Until about six months ago, the world was debating whether inflation in the US was “temporary” or “structural.” Then we saw what no one could have imagined – the Russo-Ukraine war, which has pushed energy prices to another. This was against the backdrop of a very sharp rise in the metal prices globally in a year.
It is now clear that the demon of inflation is here to trouble the world for good, which will prompt central banks globally to raise interest rates. The US Federal Reserve is expected to do the same, and the dollar is now at a 20-year high as more money pours into the greenback in anticipation of it.
Brazil and Australia have both raised interest rates, and the Norwegian central bank has said it intends to raise rates next month.
So as markets falter from rising interest rates, should investors sell now and buy again later?
no at all! This would be a very bad decision for your personal investment. The decision to sell now and buy later stems from the confusion that many investors have of being able to time the market correctly.
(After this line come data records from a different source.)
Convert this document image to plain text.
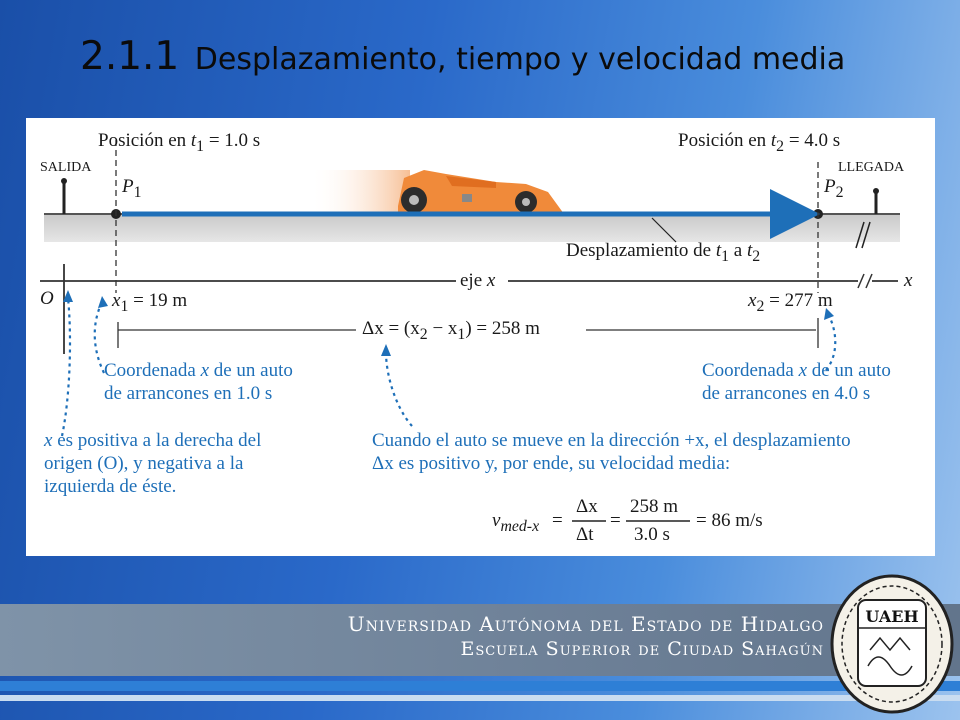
2.1.1 Desplazamiento, tiempo y velocidad media
SALIDA	LLEGADA
Posición en $t_1 = 1.0$ s	Posición en $t_2 = 4.0$ s
$P_1$	$P_2$
Desplazamiento de $t_1$ a $t_2$
eje x	x
O	$x_1 = 19$ m	$x_2 = 277$ m
$\Delta x = (x_2 - x_1) = 258$ m
Coordenada x de un auto
de arrancones en 1.0 s
Coordenada x de un auto
de arrancones en 4.0 s
x es positiva a la derecha del
origen (O), y negativa a la
izquierda de éste.
Cuando el auto se mueve en la dirección +x, el desplazamiento
Δx es positivo y, por ende, su velocidad media:
$v_{med-x}$ =
Δx
Δt
=
258 m
3.0 s
= 86 m/s
Universidad Autónoma del Estado de Hidalgo
Escuela Superior de Ciudad Sahagún
UAEH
In all the major crashes we’ve seen in the past, many investors took this call to sell the fall and buy again when the market bottomed out, only to later regret not having time to enter.
After a sharp jump, the stock markets are sure to fall. Markets spend more on both sides. Till about a year ago, everyone was having a great time in the stock markets and everything investors touched turned into gold.
This brought in more investors and the market went up. This turned out to be a virtuous cycle that added to the market rally. This process needed only a trigger point for self-improvement. The market has rallied itself in last year’s rally and this correction is taking away that foam.
So where should investors invest their money?
Long term investors should stay the course and follow an asset allocation approach to invest in multiple assets like Equity, Debt, Gold, REITs etc. In fact, the current correction is good news for genuine long-term investors.
The biggest hurdle in investing in good companies is that they are never available at fair valuations under normal market conditions.
Geopolitical or macroeconomic factors that lead to index-based sell-offs across the country make your portfolio returns unattractive. That’s when weak investors are out of the game.
As a long term investor, I look for opportunities like this to better add incremental cash/debt to businesses in the next six months to a year without worrying about the indices.
Remember, good businesses offer a fixed value to their customers, while their incremental cash increases more than the risk-free rate of return (consider it FD rate for simplicity) consistently, year after year.
When the risk-free rate of return increases (as now), they need to work harder to maintain their growth rate. Large, organized, professionally operated businesses can navigate such times better than small, unorganized businesses.
(Vishal Vij is the Founder and Managing Partner of Nesteg Wealth. Views expressed are personal.)